Sevgili Aynur, yazını gece yarısından sonra okuyup yorum yazamadan çıkmıştım, sabah sakin okuyarak doğru yorumlamak istedim.
Bende bıraktığı izlenim, ülkemizin en acı yaralarından biri olan çocuk gelinlerden biri diye düşünmüştüm.
Bir yoruma yazdığın cevap, düşüncemi doğruladı.
Bir çocuğun acı dolu hislerini o kadar etkili anlatmışsın ki ürperdim, bir kere daha gerçek hayatta, ufacık kızlarını evlendirmek diyemeyeceğim, çünkü çocuk evlendirilmez, ziyan eden aileleleri Rabbime havale ediyorum.

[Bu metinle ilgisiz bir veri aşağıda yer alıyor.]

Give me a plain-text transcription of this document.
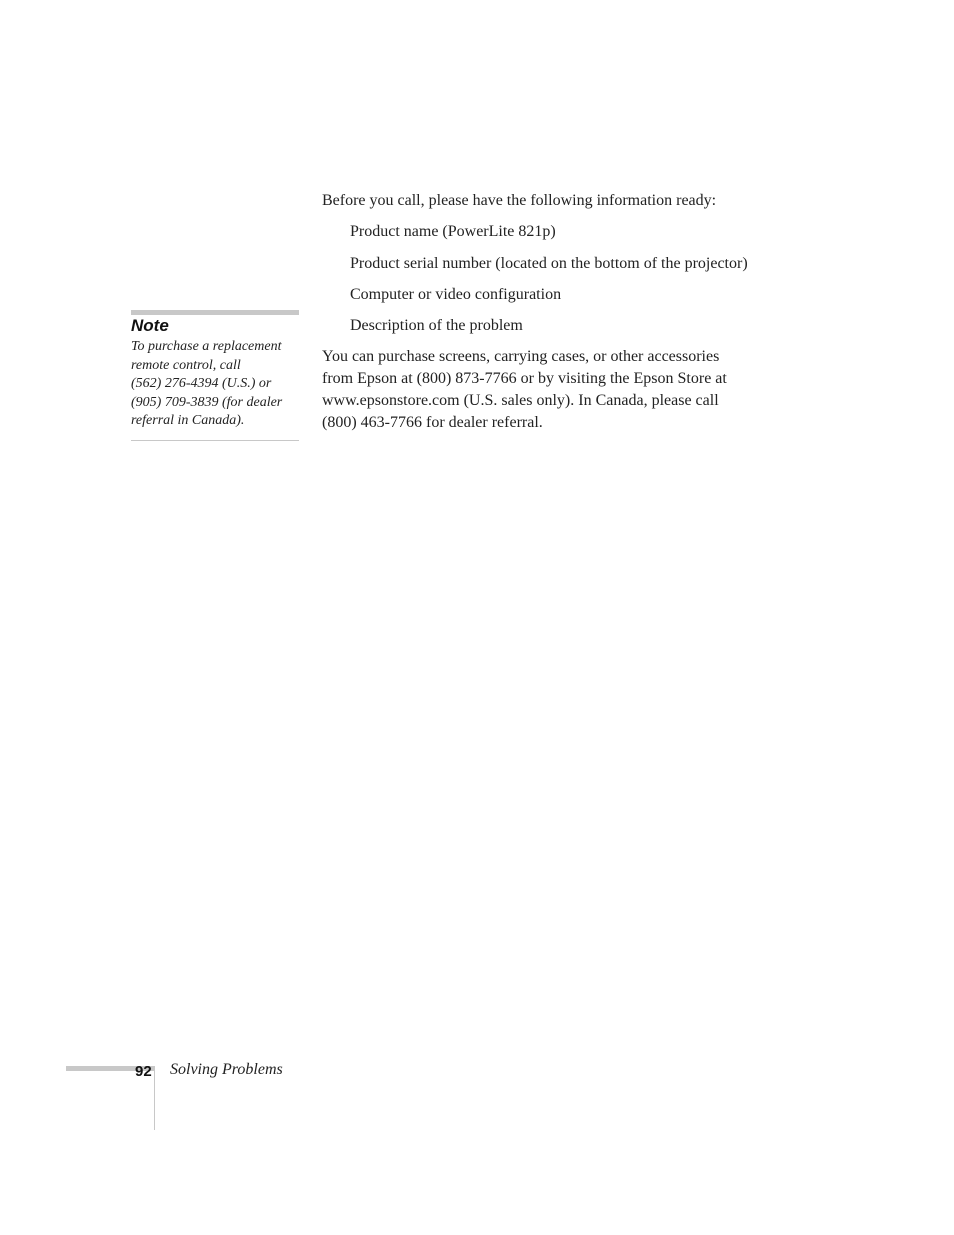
Note
To purchase a replacement
remote control, call
(562) 276-4394 (U.S.) or
(905) 709-3839 (for dealer
referral in Canada).
Before you call, please have the following information ready:
Product name (PowerLite 821p)
Product serial number (located on the bottom of the projector)
Computer or video configuration
Description of the problem
You can purchase screens, carrying cases, or other accessories
from Epson at (800) 873-7766 or by visiting the Epson Store at
www.epsonstore.com (U.S. sales only). In Canada, please call
(800) 463-7766 for dealer referral.
92 Solving Problems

Bu güzel yüreğin hissettiklerini okumayı seviyorum, günümün yazısı, selam ve sevgiler kardeşim.
Çok güzel bir hikaye. Ruhi açıdan sallantıda genç kız/kadın fikri tanıdık bir imge öykülerde ama burada hiç de tekrar hissi yaratmıyor. Bunu okudukça benimkilerde neyi beğendiğinizi daha da bir anlayamıyorum.
Tek eleştirim son derece önemsiz bir noktayla ilgili: En az beş yerde kerpiç ev betimlemesi geçiyor. Birinci tekilden anlatılan bir hikayede, kahramanın kendi evinin türünü kanıksamış olması gerekmez mi? Başka türde ev mi var köy yerinde? Biz konuşurken metal musluk diye vurgu yapıyor muyuz, tüm muslukların metal olduğu bir dünyada?

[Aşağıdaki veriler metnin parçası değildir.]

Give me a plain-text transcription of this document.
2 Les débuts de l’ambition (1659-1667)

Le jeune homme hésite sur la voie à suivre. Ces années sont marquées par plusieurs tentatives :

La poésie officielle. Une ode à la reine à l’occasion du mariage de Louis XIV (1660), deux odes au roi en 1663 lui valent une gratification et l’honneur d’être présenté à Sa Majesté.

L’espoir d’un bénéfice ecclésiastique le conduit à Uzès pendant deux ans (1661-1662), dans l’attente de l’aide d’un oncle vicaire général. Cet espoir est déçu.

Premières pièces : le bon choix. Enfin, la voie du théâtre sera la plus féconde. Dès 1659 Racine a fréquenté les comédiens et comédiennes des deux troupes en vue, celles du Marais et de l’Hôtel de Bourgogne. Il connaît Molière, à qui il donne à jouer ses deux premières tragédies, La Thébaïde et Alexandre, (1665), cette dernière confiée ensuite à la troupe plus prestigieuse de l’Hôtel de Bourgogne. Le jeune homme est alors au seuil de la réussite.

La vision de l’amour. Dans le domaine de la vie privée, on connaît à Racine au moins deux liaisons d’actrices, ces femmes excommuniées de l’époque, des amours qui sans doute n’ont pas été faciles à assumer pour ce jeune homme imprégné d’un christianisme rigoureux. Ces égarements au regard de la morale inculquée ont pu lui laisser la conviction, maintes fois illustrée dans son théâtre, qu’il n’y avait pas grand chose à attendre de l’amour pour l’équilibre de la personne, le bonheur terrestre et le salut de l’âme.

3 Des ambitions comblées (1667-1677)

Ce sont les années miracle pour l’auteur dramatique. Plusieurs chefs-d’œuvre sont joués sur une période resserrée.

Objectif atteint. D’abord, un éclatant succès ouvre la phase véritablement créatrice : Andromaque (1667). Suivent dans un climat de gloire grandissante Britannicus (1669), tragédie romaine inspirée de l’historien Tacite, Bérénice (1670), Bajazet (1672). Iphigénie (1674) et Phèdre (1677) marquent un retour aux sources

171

Clodius Albinus... Uzun zaman olmuştu elini tutmayalı. Belki hala başsız gövdesi Ren nehrinde salınıyordur, eşi ve oğullarınınkiyle beraber. Clodius Albinus... O da Septimius Severus ölsün istedi, bir ihtimal ayaklarını uzatıp gönül rahatlığıyla çekirdek çitlemek uğruna.
Not: Benim yaptığım da ayıp. Şu hikayede bulaşacak nokta buldum.
Aynur Engindeniz
Anneme dedim ki; ölüyor bu ev. Baktı yüzüme, birkaç kişi koşarak geçti alnından sanki.
Nihayet bakıla bakıla aşınmış bir portre gibi dikildi önüme. Ağzının birazı yok, boynu yok, göğsünün biri yok. Eşarbından sıyrılan saçlarında ince peynir kırıntıları.
Kaburgasına orak sokulmuş ev...
Hangi birini yazayım bilmiyorum. Okuduğuma "en iyisi" diyorum ama ardından daha iyisini daha iyisini yazıyorsunuz, yokuşu çıkar tepeye vardığınızı sanırsınız da başınızı kaldırınca daha yukarıyı görürsünüz ya öyle birşey.
Okurken hayal kuruyorum. Kitabınız çıkacak, bir programda sizinle röportaj yapacaklar ve ben de "ben onu tanıyorum" diyeceğim herkese. Allah kaleminizi işler kılsın en kısa zamanda hayırlısıyla daha büyük okuyucu kitleleriyle buluşmasını nasip etsin.
Güzden mi etkilendiniz sayın Engindeniz. Uyandığınızda gördüğünüz kabus gibi. Nihayet'le Hayati bence de ölsün anlattığının çok ötesinde bir marazları var gibi duruyor.
Günlük kıvamında gelip geçen bir günün arkasından yaşanan basit bir hayat içinde bile ne çok duygu var hissedilen diye hatırlatıyor müellif. Evet, sonrasında muhakkak unutulacaktır diye düşünülse de aslında biriken bir cinnetin ilk adımlarını yürüyor kahraman.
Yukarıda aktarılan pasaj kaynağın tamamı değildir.